Kepala Perwakilan YARA Aceh Besar Dukung Kemensos Cleansing Data PBI

Kepala Perwakilan Yayasan Advokasi Rakyat Aceh (YARA) Aceh Besar, Mila Kesuma/ Photo Ist

APJN.NET – BANDA ACEH – Kepala Perwakilan Yayasan Advokasi Rakyat Aceh (YARA) Aceh Besar, Mila Kesuma, mendukung langkah Kementerian Sosial melakukan proses pembersihan data (Cleansing Data) Penerima Bantuan Iuran dalam penetapan Keputusan Menteri Sosial (Kepmensos) 92/2021 Tentang Penerima Bantuan Iuran Jaminan Kesehatan Tahun 2021 pada tanggal 15 September 2021 oleh Menteri Sosial, Tri Rismaharini.

Hal ini menurut Mila, karena Mensos sendiri sering menemukan PBI yang fiktif bahkan pada April lalu Mensos telah melaporkan ke KPK ada 21 juta data ganda,” kata mila di Banda Aceh, Selasa (28/9/2021).

Dalam diktum kesatu keputusan tersebut disebutkan, “Penerima Bantuan Iuran (PBI) Jaminan Kesehatan merupakan data fakir miskin dan orang tidak mampu berdasarkan: (a). data terbaru kesejahteraan sosial sebanyak 74.420.345 jiwa, (b). data yang telah dilakukan perbaikan dengan menggunakan Nomor Induk Kependudukan (NIK) sebanyak 12.633.338 jiwa.

Kemudian kata mila, pada diktum kedua dinyatakan bahwa data yang telah dilakukan perbaikan dengan menggunakan NIK terbaru tersebut harus dilakukan verifikasi kelayakan oleh pemerintah daerah kabupaten/kota paling lama dua bulan sejak penetapan.

“Kami sangat mendukung langkah pembersihan data Penerima Bantuan Iuran oleh Kemneterian Sosial yang di tetapkan dalam Kepetusan Menteri Sosial Nomor 92 tahun 2021, dengan menetapkan sebanyak 74.420.345 jiwa PBI.

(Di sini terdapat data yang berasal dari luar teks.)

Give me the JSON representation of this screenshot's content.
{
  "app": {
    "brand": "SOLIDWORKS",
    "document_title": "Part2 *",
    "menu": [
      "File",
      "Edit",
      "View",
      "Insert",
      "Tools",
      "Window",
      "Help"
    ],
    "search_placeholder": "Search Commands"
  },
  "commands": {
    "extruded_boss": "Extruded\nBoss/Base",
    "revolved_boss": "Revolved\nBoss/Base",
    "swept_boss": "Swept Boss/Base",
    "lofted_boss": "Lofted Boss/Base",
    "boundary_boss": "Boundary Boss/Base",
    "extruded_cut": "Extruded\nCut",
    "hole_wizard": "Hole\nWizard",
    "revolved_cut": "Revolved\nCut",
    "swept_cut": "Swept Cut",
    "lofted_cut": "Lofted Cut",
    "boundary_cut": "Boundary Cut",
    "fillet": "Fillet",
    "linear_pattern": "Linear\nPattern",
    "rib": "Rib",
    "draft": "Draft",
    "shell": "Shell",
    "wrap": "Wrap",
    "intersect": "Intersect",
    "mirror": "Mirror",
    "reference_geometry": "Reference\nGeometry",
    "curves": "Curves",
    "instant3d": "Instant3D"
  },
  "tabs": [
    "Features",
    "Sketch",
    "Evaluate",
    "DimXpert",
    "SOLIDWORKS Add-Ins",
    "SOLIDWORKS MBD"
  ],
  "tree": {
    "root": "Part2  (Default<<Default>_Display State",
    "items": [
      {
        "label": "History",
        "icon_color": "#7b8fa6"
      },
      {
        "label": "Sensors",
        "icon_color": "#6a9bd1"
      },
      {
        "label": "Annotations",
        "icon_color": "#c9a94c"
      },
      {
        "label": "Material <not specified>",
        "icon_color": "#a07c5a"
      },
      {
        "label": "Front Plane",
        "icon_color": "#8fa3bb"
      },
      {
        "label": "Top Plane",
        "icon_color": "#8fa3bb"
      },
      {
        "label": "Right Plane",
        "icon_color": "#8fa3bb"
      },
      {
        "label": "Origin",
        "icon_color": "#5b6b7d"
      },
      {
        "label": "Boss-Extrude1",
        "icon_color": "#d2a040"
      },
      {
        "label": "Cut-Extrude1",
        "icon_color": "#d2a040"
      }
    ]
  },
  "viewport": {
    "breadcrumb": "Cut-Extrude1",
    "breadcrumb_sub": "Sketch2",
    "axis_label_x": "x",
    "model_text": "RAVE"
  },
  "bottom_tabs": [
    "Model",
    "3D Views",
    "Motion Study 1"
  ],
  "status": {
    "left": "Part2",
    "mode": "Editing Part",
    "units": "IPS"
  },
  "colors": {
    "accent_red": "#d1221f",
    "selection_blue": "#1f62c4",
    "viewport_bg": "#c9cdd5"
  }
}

Menurut kami Bu Risma bukan orang yang hanya menerima laporan saja tapi langsung memeriksa sampai ke hilirnya, seperti dalam kunjungan nya ke Aceh beberapa waktu lalu, ada Kadis yang tidak bisa menjelaskan kemana orang penerima bantuan sampai sekarang belum di terima bantuannya, dan kami akan turut memantau data yang diperintahkan Kemensos untuk di verifikasi ulang oleh Pemerintah Daerah,” terang Mila.